This series is based on the book of lynching postcards entitled Without Sanctuary; Photographs and Postcards of Lynching in America. What shocked me when I first saw the book were the confident looks on the faces of the lynch mob staring back at me; the threat seemed implicit.
But what disturbed me most was the sense that I also became a witness. In the act of just looking, I, like the other participants in the inhuman act that had occurred, also became accomplice to the crime.
Re-editing the photographs, separating the lynched from the lynch mob, is my act of transforming them, to make them neither objects of celebration nor condemnation, to make the viewer neither victim nor participant. Manually reproducing these photographs has been my way of taking possession of these anonymous objects of terror, defusing the potential threat, dismantling the mechanism of terror, and rendering them more human.

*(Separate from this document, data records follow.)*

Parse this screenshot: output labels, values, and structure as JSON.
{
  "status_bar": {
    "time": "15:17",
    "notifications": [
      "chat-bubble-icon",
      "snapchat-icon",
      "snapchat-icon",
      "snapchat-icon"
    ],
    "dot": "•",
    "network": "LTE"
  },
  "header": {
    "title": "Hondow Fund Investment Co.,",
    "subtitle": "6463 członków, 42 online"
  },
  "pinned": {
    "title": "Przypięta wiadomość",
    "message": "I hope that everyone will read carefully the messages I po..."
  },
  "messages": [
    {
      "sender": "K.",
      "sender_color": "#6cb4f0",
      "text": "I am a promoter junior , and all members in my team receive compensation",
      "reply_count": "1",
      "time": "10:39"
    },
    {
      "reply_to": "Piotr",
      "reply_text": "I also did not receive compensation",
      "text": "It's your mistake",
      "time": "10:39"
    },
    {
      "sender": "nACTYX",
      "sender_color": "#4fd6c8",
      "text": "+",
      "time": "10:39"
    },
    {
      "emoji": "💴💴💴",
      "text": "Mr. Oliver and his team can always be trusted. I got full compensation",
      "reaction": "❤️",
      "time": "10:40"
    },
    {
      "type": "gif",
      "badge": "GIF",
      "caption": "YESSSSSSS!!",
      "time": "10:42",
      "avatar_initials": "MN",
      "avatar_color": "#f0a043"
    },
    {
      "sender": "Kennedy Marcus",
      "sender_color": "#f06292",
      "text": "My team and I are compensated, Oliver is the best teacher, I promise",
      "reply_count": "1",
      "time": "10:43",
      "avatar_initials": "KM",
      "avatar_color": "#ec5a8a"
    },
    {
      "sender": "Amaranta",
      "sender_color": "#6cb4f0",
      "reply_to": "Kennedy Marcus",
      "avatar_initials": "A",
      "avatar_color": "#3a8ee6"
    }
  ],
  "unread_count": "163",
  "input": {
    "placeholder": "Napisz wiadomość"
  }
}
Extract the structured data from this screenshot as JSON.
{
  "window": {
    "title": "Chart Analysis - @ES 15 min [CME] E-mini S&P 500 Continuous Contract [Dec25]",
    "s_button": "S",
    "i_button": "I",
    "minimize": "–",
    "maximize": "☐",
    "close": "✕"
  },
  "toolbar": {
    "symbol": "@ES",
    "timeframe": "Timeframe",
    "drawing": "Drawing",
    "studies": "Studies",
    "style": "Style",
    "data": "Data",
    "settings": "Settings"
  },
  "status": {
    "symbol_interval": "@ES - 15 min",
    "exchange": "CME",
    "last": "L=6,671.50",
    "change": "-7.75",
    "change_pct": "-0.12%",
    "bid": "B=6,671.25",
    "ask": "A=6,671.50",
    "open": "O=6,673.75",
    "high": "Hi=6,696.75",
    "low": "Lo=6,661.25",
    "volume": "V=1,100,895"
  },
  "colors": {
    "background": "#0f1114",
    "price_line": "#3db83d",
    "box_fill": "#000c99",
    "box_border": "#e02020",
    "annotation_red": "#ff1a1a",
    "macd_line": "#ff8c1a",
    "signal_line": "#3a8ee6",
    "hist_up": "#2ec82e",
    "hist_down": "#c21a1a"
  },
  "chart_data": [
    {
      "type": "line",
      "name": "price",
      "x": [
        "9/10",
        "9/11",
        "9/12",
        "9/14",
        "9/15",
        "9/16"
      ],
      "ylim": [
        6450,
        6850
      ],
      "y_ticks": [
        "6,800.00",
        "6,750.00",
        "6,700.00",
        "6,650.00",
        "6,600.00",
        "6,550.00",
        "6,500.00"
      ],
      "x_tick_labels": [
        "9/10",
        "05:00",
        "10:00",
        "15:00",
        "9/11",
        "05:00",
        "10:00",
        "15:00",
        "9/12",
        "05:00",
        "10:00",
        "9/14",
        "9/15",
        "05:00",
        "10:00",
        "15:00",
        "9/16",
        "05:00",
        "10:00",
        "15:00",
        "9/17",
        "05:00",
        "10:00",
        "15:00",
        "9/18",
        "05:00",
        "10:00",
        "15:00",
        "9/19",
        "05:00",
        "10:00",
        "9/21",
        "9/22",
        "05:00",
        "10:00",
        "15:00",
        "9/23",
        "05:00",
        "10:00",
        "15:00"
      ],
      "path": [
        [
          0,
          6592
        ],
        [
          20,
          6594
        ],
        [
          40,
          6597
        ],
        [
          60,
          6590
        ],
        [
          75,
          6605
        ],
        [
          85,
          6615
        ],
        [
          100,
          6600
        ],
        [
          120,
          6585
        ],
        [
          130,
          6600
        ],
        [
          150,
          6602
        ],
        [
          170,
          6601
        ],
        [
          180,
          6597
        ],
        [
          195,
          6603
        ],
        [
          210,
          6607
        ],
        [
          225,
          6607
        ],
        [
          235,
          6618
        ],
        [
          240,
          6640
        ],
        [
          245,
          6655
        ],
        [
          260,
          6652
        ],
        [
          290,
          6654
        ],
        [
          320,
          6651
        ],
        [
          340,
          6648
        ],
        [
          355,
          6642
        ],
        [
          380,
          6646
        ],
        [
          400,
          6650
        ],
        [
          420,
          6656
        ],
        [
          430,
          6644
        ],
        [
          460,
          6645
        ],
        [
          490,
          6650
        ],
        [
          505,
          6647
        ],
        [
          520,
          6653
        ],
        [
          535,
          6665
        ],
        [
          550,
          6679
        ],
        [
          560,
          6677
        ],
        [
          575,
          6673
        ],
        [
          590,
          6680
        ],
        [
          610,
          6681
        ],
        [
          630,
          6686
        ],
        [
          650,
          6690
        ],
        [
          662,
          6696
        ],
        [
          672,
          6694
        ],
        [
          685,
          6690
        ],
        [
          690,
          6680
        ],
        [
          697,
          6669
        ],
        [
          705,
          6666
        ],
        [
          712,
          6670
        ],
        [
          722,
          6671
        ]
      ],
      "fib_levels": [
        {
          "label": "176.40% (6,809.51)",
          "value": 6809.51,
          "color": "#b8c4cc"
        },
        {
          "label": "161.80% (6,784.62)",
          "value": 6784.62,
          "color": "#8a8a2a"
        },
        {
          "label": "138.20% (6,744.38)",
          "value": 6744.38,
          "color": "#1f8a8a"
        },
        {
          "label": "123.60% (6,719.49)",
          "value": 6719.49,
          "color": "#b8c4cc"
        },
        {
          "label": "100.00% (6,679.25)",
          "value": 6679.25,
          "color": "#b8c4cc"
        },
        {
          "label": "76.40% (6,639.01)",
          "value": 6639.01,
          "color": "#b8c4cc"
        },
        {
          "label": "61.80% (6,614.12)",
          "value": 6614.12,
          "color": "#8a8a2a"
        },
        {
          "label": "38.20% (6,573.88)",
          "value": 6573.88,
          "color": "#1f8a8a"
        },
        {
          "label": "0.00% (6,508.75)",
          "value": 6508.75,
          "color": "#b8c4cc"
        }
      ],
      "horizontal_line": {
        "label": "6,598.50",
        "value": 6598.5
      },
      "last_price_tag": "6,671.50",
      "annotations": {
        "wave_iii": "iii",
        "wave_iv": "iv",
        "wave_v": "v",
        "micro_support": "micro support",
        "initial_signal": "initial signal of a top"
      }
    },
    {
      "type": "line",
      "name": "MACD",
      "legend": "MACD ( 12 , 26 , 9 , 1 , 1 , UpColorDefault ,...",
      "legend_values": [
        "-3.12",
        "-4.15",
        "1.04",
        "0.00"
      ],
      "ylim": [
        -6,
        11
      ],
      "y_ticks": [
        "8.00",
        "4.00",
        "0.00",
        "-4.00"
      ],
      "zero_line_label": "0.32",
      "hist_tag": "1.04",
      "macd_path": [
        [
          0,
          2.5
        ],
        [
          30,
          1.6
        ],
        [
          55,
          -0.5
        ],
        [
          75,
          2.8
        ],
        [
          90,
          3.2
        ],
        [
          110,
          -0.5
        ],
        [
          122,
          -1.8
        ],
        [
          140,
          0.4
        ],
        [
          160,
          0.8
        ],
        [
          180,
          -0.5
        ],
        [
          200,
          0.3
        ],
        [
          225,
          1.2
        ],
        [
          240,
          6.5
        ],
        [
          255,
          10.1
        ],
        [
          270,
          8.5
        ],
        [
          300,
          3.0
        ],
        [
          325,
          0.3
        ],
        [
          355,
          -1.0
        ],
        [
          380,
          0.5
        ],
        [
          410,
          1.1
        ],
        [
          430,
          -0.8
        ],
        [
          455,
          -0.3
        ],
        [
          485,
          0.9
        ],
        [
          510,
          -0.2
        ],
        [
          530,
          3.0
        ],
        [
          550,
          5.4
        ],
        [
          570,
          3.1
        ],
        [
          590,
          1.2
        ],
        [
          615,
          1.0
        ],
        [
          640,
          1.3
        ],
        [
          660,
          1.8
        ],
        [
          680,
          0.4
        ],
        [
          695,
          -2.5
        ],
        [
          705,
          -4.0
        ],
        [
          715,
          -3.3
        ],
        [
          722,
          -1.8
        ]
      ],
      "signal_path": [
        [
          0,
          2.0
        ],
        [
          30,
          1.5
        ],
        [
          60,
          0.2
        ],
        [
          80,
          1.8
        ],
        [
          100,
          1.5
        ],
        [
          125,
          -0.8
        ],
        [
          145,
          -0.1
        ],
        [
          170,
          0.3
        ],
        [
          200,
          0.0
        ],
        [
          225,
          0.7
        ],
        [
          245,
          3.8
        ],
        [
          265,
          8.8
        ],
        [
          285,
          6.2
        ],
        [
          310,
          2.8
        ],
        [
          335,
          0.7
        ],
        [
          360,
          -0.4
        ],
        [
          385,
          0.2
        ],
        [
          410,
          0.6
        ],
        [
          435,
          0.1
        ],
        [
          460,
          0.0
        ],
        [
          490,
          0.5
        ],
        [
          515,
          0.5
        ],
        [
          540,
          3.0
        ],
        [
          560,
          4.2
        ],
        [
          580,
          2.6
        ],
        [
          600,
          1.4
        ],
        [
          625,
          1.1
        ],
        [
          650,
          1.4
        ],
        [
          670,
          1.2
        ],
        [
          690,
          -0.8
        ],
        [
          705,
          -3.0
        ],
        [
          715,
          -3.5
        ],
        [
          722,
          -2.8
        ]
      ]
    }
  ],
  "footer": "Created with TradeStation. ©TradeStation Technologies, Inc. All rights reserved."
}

For one month, I offered free portraits at Matteawan Gallery in Beacon, New York. Visitors were invited to sit, enjoy a cup of soup and record a conversation about the topic of the day. 109 portraits of Beacon residents (including Beacon’s own Mayor!) hung in the gallery until the end of the month when participants could pick them up. The drawings and several audio recordings were compiled on this blog.
N*gatives aims to create type of alternative film history which narrows down films (American and international) in which race plays an outsized role. The series of drawings are based on the moment in which the actor utters the n-word at a crucial moment in the plot.